É incrível como o consenso entre cristãos que compõem esse movimento é de que somos de
uma grandiosidade extrema. Expressões como “Eu profetizo”, “Eu declaro”, “Eu decreto”,
“Eu ganho almas”, “Eu determino”, “minhas palavras (ou nossas palavras) tem poder”, e
coisas afins, passaram a fazer parte do “Canon” evangélico e são ditas com pompas de
autoridade absoluta.

O mais espantoso é que mesmo nas igrejas mais tradicionais e históricas encontramos traços
dessa patologia, pois é algo extremamente infectante. Passamos a acreditar de fato que
temos tanto poder e grandiosidade assim.

Nossas músicas cantam isso, nossos púlpitos anunciam isso e em nossas orações
esbravejamos palavras de ordem espirituais, como se pudéssemos de fato “trazer coisas a
existência”, ou exigir alguma coisa dos anjos ou mesmo de Deus.

A coisa fica ainda mais séria quando vemos líderes e irmãos anunciando maldições sobre a
vida de outros, declarando derrotas na vida daqueles que discordam de suas afirmações ou
que questionam seus ensinamentos, sob a suposição de que possuem tal poder. Pior ainda
por ser algo que se prolifera e, quando menos percebemos, também estamos ameaçando
com maldições espirituais aqueles que não se encaixam em nosso padrão de convivência.

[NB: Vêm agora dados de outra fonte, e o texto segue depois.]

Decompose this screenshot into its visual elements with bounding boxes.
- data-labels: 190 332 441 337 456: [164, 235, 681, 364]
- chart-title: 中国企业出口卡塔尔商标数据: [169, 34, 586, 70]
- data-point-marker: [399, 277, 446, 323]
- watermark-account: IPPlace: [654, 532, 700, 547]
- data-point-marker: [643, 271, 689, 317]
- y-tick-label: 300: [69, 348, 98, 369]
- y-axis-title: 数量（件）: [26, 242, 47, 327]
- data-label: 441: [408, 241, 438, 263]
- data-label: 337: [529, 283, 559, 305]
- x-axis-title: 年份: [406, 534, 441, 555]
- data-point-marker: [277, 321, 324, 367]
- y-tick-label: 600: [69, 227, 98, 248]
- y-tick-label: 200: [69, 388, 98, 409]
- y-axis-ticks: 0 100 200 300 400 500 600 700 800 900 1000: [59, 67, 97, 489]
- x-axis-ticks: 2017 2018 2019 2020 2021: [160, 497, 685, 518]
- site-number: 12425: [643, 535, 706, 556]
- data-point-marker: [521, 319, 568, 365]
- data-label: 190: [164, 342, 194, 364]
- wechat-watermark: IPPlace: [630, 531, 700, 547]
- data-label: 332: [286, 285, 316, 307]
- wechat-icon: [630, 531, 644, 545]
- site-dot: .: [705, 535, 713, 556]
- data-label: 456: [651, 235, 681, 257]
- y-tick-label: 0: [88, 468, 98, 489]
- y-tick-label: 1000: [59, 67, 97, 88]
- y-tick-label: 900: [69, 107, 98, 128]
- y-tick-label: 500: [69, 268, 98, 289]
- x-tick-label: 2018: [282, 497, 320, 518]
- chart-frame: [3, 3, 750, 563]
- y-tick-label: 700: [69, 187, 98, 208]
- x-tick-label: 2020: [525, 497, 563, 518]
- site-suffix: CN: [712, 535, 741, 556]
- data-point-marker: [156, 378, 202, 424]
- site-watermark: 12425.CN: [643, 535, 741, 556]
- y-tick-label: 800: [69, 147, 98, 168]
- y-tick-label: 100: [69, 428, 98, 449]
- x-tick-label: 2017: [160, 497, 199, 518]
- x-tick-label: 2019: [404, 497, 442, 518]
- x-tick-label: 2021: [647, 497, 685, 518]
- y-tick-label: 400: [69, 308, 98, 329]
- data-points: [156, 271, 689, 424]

Tudo fruto dessa síndrome narcisista que tem tomado conta de nossa vida, fazendo-nos
acreditar que somos poderosos ou que somos mais importantes do que outras pessoas,
especialmente mais importantes do que outras pessoas que não professam a nossa mesma
crença (não chamo aqui de fé, pois a fé cristã genuína nos faz servos, não senhores,
humildes, não altivos ou egocêntricos).

Além disso, o desejo hoje parece ser o inverso do ensinado por Cristo, quando diz:

“Jesus os chamou e disse: "Vocês sabem que aqueles que são considerados governantes
das nações as dominam, e as pessoas importantes exercem poder sobre elas. Não será
assim entre vocês. Pelo contrário, quem quiser tornar-se importante entre vocês deverá ser
servo; e quem quiser ser o primeiro deverá ser escravo de todos”. (Marcos 10:41-44)
Em muitos lugares hoje ensinam o contrário, ensinam que somos especiais, que o líder deve
ser honrado até mesmo com suas finanças, que temos autoridade sobre a vida um do outro.
É a velha história, manda quem pode, obedece quem tem juízo. E todos querem obedecer,
não apenas porque são humildes, mas por desejarem um dia serem obedecidos igualmente,
por outros irmãos novatos no processo.

Tudo é um jogo de interesses e de alienação, todos querem ser servidos, todos se acham
excepcionais. Não se deseja mais ser o servo do irmão, mas o líder de sua vida. E a roda não
para de girar, o servo (escravo) de hoje se submete a isso para ser honrado com a liderança
de amanhã.

Essas coisas são muito estranhas para mim, pois não encontro nada disso no Evangelho. Por
esse motivo também não entendo a relutância em abandonar esse tipo de pensamento, em se
submeter à verdade bíblica, aos exemplos e palavras de Cristo.

Por hora gostaria apenas de declarar o seguinte: Nós não temos autoridade, nossas palavras
não têm poder e nós não precisamos, nem devemos, ser temidos.

Deus tem autoridade e faz o que quer, a quem quer. A palavra que tem poder é a de Deus,
jamais a nossa, salvo quando apenas declaramos aquela.

Precisamos urgentemente voltar a cantar canções que engrandeçam a Deus e não a nós
mesmos, pregar e ouvir o anúncio de palavras que valorizem Cristo e não o nosso ego.
Servir e não sermos servidos, tendo este princípio um peso e uma importância muito
maiores para aqueles que possuem funções de liderança dentro do corpo, dentro da igreja.

E que Deus tenha misericórdia de nós todas as vezes que desejarmos o contrário disso, nos
fazendo retornar à sanidade espiritual.